Начиная с декабря Большой Босс мутировал в банальную Гадюку. Он прятался, укрываясь новогодними праздниками, как Дед Мороз – в снегах Лапландии, а отец, подавший заявление об увольнении, без особого успеха пытался забрать у него трудовую книжку.

– В офис?

– Домой. Я его адрес вычислил. Офис закрыт, все ушли на фронт. Мне Лева через больших людей узнал, где у Гадюки логово. Попробую отловить…

Большие люди, по мнению Даньки, назывались Горсправкой. Но говорить об этом отцу он не стал. Он просто стоял, смотрел и видел, что отец второй день не брит. Сизая щетина на щеках, подбородке и шее, до самого кадыка. Под глазами набрякли мешки, улыбка вымученная, натужная. Новый год они встречали, как обычно, втроем, отец притворялся веселым, сыпал анекдотами, запускал во дворе китайский фейерверк, выпил больше обычного, уговорил маму «дать парню волю», потому что мама не хотела отпускать Даньку гулять за полночь, а под балконом уже орал Санька Белогрив, пел про елочку Слива и многозначительно чихала Лерка…

Все это – щетина, улыбка, анекдоты, фейерверк, Гадюка с его логовом, куранты в телевизоре – вдруг сложилось в один неприятный, кисло пахнущий букет. И торговцы цветами, мерзнущие напротив с махровыми гвоздиками и окоченевшими розами, были тут совершенно ни при чем.

– Я поеду с тобой, – сказал Данька.

Не предложил, не спросил разрешения, а поставил перед фактом.

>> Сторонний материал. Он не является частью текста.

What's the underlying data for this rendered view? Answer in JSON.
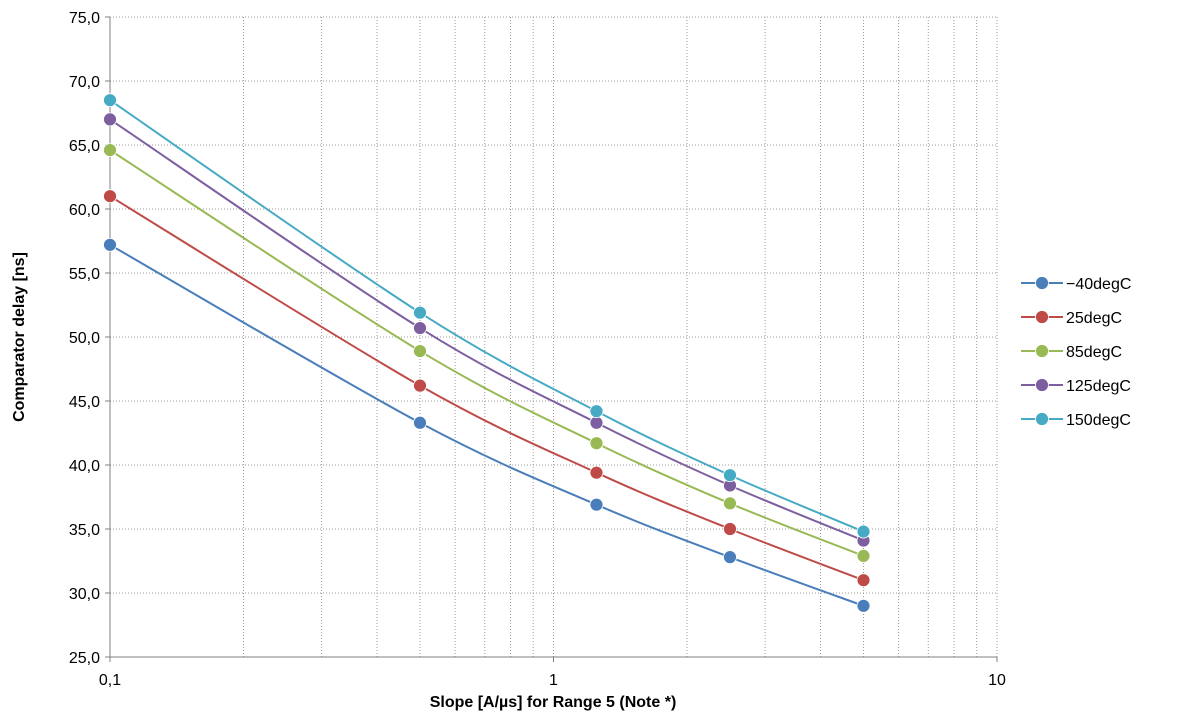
{
  "chart_data": {
    "type": "line",
    "title": "",
    "xlabel": "Slope [A/µs] for Range 5 (Note *)",
    "ylabel": "Comparator delay [ns]",
    "x_scale": "log",
    "xlim": [
      0.1,
      10
    ],
    "ylim": [
      25,
      75
    ],
    "x_ticks": [
      0.1,
      1,
      10
    ],
    "x_tick_labels": [
      "0,1",
      "1",
      "10"
    ],
    "y_ticks": [
      25,
      30,
      35,
      40,
      45,
      50,
      55,
      60,
      65,
      70,
      75
    ],
    "y_tick_labels": [
      "25,0",
      "30,0",
      "35,0",
      "40,0",
      "45,0",
      "50,0",
      "55,0",
      "60,0",
      "65,0",
      "70,0",
      "75,0"
    ],
    "grid": true,
    "legend_position": "right",
    "x": [
      0.1,
      0.5,
      1.25,
      2.5,
      5
    ],
    "series": [
      {
        "name": "−40degC",
        "color": "#4a7ebb",
        "values": [
          57.2,
          43.3,
          36.9,
          32.8,
          29.0
        ]
      },
      {
        "name": "25degC",
        "color": "#be4b48",
        "values": [
          61.0,
          46.2,
          39.4,
          35.0,
          31.0
        ]
      },
      {
        "name": "85degC",
        "color": "#98b954",
        "values": [
          64.6,
          48.9,
          41.7,
          37.0,
          32.9
        ]
      },
      {
        "name": "125degC",
        "color": "#7d5fa0",
        "values": [
          67.0,
          50.7,
          43.3,
          38.4,
          34.1
        ]
      },
      {
        "name": "150degC",
        "color": "#46aac5",
        "values": [
          68.5,
          51.9,
          44.2,
          39.2,
          34.8
        ]
      }
    ]
  }
}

Отец обрадовался так, что со стороны это выглядело неприличным. Он хлопал Даньку по плечу, твердил о наследственности и взаимовыручке, фальшиво пел что-то про «мы плечом к плечу у мачты…», а эскалатор уже вез обоих на перрон станции. В поезд пришлось втискиваться силой, между тетенькой в дубленке и кряжистой старухой, бдительно охранявшей свои кошелки, каждая размером с бегемота, – и вот теперь вроде бы настала пора молча пожалеть об опрометчивом решении.

Но вместо сожаления в душе зрело холодное, тихое упрямство.

Данька плохо понимал, зачем отцу позарез нужна трудовая книжка и почему нельзя оформить новую, а про эту заявить, что потерял. Но Гадюка представлялся ему тем мерзким типом из «Горца», который убил Шона Коннори и все время высовывал синий язык, дразнясь.